Fig. 1: Feature spaces used for voxelwise modeling.
From: Phonemic segmentation of narrative speech in human cerebral cortex

To identify the cortical representation of features important for speech comprehension, the sound waveforms from the stimuli were first transformed into six different feature spaces. Acoustic features were extracted by creating separate spectrum power and phoneme count feature spaces. These two acoustic feature spaces describe brain activity that can be explained by the mere presence or absence of speech sounds. Phoneme-related features were extracted by creating separate feature spaces that reflect single phonemes, diphones and triphones. Semantic features were extracted by creating a feature space based on a 985-dimensional word embedding space4. Cortical Processing: Six distinct feature spaces were used to investigate the Acoustic, Phonemic and Semantic processing in the speech cortical network.

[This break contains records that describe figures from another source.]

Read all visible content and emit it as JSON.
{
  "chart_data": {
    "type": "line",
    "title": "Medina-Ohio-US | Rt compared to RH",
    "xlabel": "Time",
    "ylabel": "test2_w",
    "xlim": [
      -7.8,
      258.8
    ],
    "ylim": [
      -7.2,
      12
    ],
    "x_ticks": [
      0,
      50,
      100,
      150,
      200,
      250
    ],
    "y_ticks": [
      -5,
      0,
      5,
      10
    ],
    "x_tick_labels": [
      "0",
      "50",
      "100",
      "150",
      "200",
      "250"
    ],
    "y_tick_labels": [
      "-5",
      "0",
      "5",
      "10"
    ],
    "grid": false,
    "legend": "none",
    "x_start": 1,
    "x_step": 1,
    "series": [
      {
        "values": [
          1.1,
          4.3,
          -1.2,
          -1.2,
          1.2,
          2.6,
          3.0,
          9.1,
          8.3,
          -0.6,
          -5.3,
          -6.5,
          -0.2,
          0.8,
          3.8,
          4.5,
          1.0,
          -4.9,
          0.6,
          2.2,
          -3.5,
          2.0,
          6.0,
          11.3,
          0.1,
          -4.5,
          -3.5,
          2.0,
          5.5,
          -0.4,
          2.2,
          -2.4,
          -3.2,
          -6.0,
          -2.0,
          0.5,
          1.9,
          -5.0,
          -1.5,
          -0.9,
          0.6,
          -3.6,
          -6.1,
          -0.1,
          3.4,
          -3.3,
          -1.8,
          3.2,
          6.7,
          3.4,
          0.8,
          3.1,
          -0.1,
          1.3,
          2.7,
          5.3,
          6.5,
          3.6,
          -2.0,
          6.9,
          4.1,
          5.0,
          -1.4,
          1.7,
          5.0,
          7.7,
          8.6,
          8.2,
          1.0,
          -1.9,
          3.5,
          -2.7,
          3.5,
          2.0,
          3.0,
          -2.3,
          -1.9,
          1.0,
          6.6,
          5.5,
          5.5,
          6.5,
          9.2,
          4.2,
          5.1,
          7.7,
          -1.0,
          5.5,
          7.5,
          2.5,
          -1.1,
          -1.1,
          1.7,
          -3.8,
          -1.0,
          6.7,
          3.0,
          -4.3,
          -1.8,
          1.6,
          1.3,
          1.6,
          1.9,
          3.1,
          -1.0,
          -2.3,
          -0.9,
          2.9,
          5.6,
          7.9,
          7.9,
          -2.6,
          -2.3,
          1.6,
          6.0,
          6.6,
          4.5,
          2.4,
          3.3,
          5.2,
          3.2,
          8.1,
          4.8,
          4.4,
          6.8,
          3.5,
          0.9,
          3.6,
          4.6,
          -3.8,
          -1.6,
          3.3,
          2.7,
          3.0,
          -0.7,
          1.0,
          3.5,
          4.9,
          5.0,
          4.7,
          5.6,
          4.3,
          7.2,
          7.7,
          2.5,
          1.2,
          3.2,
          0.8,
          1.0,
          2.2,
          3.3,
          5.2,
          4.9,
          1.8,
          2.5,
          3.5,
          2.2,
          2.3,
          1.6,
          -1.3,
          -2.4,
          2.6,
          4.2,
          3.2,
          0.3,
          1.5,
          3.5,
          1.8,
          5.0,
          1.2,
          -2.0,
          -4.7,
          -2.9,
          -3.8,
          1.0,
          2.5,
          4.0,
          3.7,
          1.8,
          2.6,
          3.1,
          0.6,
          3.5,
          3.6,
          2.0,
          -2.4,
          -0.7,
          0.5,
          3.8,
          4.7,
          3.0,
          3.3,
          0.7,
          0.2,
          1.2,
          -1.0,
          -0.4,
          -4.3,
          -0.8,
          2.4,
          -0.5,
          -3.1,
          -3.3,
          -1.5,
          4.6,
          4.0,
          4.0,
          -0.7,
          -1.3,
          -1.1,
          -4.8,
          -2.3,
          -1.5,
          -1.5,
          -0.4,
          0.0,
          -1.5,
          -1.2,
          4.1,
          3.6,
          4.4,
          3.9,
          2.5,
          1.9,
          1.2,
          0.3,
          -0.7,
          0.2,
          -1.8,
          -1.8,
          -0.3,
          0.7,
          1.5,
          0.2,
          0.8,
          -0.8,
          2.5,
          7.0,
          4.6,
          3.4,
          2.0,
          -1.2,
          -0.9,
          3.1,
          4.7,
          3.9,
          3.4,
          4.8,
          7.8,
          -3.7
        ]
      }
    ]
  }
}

Feature Representations: Illustration of the time course of a single feature from each feature space: the spectrum of sound signal in the frequency band centered at 2801 Hz, the phoneme (/ai/), the diphone (/m.ai/), the triphone (/w.ah.s/), and the semantic co-occurrence with “I''. These signals are low-pass filtered to generate the continuous values discretized at the TR (bold colored lines). Feature Vectors: Illustration of matrices of each feature space for 5 TRs and a subset of the features in each feature space. Models: Venn diagrams illustrating the features used in nested voxelwise models (VMs). The Acoustic Baseline VM used the spectrum power and the phoneme count as features. After subtracting the predictions from the Acoustic Baseline VM, nested models using phonemic and semantic features (green and pink circles at bottom) were fitted to localize phonemic regions and phonemic to semantic cortical boundaries. Nested models using single phonemes, diphones and triphones were fitted to assess the granularity of the phonemic segmentation in phonemic regions.